US attorney general faces perjury claims
November 3, 2017US Attorney General Jeff Sessions must testify again before Congress on the Trump campaign's dealings with Russian contacts, Senate Democrats demanded on Thursday. The call for more testimony came amidst revelations that Sessions may have committed perjury during his confirmation hearing.
Facing questioning from lawmakers after his appointment in January, Sessions was asked by Senator Al Franken of Minnesota what he would do as head of the Justice Department if any members of President Donald Trump's election campaign or White House staff were found to have ties with Russian agents.
"I'm not aware of any of those activities," said Sessions in an indirect response to Franken's question. He has since made several similar statements to Congress.
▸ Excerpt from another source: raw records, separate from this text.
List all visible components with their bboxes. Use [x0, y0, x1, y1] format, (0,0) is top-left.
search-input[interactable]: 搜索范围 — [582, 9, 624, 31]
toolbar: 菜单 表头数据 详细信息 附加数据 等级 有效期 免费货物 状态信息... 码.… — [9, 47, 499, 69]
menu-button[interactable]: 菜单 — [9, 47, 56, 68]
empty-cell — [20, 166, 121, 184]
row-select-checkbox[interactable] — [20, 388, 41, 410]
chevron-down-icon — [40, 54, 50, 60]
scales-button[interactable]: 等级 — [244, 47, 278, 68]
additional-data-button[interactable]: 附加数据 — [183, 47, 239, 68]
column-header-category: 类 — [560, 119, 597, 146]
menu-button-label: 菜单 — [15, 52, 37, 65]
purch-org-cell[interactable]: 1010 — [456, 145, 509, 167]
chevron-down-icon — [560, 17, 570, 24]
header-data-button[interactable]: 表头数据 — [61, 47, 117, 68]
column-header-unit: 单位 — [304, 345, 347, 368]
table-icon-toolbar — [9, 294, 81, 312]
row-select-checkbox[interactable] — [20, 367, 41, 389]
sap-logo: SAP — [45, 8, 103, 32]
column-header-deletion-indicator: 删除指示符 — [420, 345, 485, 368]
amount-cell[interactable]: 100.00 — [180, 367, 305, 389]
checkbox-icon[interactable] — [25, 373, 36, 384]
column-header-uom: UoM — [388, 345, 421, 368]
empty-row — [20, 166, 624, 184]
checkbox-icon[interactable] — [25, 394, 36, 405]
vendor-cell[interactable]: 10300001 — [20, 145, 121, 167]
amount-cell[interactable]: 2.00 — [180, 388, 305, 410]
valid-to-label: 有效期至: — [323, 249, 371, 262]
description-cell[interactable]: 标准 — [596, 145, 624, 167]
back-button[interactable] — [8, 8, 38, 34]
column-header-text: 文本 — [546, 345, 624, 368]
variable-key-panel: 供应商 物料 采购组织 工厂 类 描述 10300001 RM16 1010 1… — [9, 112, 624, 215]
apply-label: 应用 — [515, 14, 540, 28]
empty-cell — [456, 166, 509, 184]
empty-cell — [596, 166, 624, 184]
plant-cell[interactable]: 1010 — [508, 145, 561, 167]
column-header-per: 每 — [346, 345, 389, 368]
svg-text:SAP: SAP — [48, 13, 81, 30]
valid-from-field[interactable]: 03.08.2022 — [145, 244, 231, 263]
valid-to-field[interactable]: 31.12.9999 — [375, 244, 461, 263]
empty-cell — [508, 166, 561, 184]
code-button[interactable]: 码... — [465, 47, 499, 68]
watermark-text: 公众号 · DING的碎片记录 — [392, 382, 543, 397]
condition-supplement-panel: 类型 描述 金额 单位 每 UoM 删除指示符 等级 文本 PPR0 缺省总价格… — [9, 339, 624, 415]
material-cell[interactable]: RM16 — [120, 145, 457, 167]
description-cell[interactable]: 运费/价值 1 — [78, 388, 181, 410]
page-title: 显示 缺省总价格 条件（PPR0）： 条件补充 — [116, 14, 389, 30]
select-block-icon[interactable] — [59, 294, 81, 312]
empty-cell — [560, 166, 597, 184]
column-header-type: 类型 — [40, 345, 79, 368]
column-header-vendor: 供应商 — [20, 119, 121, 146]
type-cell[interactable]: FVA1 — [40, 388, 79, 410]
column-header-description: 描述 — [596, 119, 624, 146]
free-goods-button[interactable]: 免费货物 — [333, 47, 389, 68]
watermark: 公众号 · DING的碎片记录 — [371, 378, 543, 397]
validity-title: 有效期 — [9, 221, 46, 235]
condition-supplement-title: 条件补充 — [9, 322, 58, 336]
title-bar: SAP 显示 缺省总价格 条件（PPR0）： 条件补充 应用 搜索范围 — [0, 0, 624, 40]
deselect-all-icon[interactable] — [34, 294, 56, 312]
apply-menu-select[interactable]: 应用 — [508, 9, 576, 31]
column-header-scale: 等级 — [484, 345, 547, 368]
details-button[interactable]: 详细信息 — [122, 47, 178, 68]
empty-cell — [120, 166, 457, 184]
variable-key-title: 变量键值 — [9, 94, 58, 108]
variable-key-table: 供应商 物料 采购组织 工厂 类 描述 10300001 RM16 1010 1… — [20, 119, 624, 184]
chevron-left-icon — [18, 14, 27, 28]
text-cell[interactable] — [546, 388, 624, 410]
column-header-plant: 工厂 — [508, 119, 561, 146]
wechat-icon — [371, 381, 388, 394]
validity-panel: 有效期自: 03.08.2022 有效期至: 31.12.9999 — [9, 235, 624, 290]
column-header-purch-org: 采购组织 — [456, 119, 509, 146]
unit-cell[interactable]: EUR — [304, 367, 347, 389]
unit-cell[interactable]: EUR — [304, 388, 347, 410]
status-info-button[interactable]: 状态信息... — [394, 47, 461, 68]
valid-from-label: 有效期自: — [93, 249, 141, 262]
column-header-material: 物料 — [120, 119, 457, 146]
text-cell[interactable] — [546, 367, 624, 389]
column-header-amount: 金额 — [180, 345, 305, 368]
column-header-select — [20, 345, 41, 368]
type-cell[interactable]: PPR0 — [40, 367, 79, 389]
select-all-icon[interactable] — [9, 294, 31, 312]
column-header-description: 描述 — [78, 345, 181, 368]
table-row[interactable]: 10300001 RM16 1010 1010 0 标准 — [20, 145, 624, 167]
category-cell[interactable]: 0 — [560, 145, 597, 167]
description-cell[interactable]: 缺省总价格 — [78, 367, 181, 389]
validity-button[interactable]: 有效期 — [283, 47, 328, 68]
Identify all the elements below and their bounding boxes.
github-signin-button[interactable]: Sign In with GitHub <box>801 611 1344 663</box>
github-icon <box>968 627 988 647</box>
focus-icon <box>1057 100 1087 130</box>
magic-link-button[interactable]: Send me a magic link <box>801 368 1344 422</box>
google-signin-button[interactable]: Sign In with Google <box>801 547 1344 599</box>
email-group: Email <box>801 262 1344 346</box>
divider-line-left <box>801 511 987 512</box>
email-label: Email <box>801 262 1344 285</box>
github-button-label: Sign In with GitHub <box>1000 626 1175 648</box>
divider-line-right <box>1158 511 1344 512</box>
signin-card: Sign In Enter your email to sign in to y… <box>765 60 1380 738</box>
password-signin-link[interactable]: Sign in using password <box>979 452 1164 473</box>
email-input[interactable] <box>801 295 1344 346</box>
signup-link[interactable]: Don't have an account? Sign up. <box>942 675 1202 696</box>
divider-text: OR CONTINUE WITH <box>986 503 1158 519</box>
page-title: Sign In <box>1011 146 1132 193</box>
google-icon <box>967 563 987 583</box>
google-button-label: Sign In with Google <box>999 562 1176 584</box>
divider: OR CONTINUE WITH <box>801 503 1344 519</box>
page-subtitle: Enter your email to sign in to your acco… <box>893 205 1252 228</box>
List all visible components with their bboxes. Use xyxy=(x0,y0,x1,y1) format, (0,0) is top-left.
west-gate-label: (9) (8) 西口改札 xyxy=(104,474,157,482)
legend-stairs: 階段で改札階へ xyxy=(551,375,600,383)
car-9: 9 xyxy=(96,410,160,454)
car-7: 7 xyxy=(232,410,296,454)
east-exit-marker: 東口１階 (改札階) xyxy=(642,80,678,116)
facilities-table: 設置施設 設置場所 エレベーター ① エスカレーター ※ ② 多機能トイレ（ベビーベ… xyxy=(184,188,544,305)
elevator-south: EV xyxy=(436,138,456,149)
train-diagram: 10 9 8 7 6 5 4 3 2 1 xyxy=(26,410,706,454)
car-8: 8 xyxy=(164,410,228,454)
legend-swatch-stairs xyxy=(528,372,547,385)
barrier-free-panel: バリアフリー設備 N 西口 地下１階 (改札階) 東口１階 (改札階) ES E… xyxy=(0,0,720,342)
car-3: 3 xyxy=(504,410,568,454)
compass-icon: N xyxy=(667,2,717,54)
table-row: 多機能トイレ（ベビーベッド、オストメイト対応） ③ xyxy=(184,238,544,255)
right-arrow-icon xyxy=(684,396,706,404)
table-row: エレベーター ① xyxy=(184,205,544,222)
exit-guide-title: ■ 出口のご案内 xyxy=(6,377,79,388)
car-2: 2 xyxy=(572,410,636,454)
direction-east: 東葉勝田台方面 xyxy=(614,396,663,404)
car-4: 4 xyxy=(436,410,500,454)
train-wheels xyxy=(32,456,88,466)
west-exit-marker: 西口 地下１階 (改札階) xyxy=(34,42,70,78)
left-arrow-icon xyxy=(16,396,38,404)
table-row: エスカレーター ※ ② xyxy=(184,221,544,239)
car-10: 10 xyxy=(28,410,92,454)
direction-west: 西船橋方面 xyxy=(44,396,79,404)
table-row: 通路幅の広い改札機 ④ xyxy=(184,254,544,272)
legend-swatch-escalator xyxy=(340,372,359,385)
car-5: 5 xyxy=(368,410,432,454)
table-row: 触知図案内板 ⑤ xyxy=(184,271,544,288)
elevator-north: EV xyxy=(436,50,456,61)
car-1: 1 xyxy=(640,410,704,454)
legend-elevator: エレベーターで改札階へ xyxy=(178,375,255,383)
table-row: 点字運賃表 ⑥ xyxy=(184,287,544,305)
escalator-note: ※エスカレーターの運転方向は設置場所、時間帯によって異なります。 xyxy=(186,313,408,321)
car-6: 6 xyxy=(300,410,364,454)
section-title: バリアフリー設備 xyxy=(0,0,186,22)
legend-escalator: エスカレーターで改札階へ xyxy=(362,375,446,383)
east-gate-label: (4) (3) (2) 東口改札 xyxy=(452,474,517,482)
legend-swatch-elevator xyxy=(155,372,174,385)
Sessions says he forgot Papadopoulos meeting
However, according to court documents unsealed this week by special counsel Robert Mueller – the chief investigator in the Russia probe – the attorney general was at a meeting in which members of the Trump campaign discussed meeting with Russian officials who claimed to have "dirt" on Democratic rival Hillary Clinton.
George Papadopoulos, a junior aide to the Trump campaign, pled guilty to making false statements to the FBI earlier in October. In the plea deal documents released by Mueller on Monday, Papadopoulos recounted a meeting in which he suggested setting up a meeting with then-candidate Trump and some Russians he knew with potentially damaging information about Clinton.
Papadopoulos told Mueller that not only was Sessions at the meeting on March 31, 2016, he opposed the idea that Trump sit down with Papadopoulos' contacts.
According to sources close to Sessions, the attorney general suddenly remembered this meeting on Thursday. An anonymous Sessions affiliate told NBC News that the "March 31 comments by this Papadopoulos person did not leave a lasting impression," and that the attorney general had forgotten the matter by the time of his confirmation hearing.
"Papadopoulos was some 29-year-old that nobody had ever heard of and who struck people in the room as someone who didn't have a lot of credibility," the source said.
Franken demands answers
The revelations that Sessions may have made false statements under oath riled many top Democrats, especially Franken. The Senator wrote up an eight-page letter to the attorney general, demanding answers to some 30 questions
.
"This is another example in an alarming pattern in which you, the nation's top law enforcement officer, apparently failed to tell the truth under oath," the senator said.
Papadopoulos' statements to Mueller may have good and bad consequences for Sessions. They suggest that the attorney general did not approve of any dealings with Russian agents. But they also suggest that the head of the Justice Department may have broken the law.